500.A15A4 Steering Committee/53: Telegram

The Secretary of State to the American Delegate (Wilson)

207. Your 380, September 21, 9 p.m. Do you mean that the French would insist on “extended supervision” of manufacture of [Page 334] gas by industrial concerns or only on state preparation for chemical warfare? If the former, it runs into so many difficulties of a practical nature including the question of legitimate trade secrets as to seem in theory inacceptable and in practice unworkable. If the French mean only a strict control of Government manufacture, it would not solve the problem so long as civilian chemical industry could operate without hindrance. Until it is a little clearer just how this difficulty is to be met, and in particular just what concrete measures are envisaged in an abolition of means of chemical warfare and training, it is impossible to send you specific instructions. Meantime, I feel that your best tactics would be to avoid commitment.

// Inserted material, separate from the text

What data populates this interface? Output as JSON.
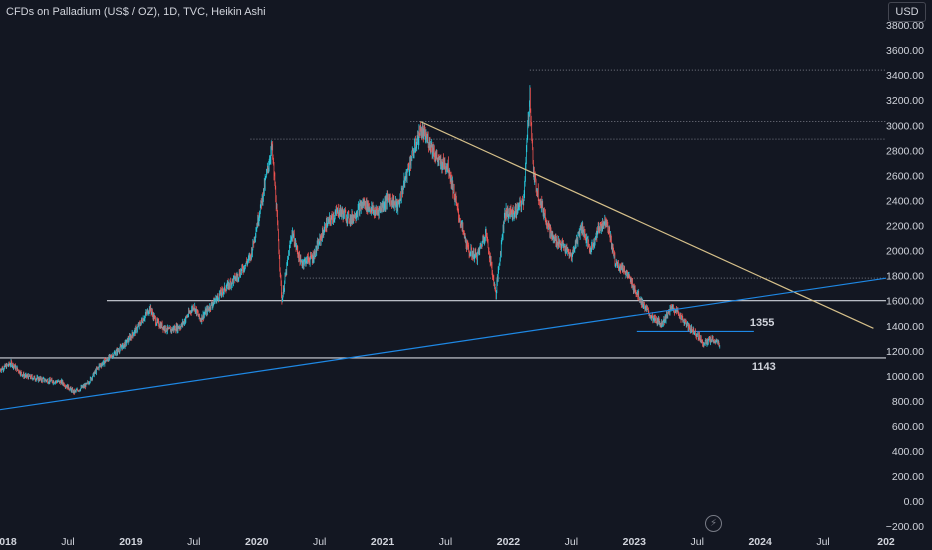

There is one other consideration which should not be overlooked. That is, that no nation could give up all peacetime preparations, for or against chemical warfare unless all nations did the same. This raises as a preliminary question the conditions under which the treaty shall come into force. We fear that if the treaty must be ratified by every nation, even those where the armament problem is not immediately pressing, the entry into force of the convention might be delayed for a period of many years. Rather than wait for ratification by all states, our feeling has been that provided the principal European Powers, Japan and Russia ratified the treaty, it could enter into force at once without awaiting similar ratification by numerous other states. If preparation for or against chemical warfare in time of peace were prohibited in the Convention, then it would probably require universal ratification to enter into effect.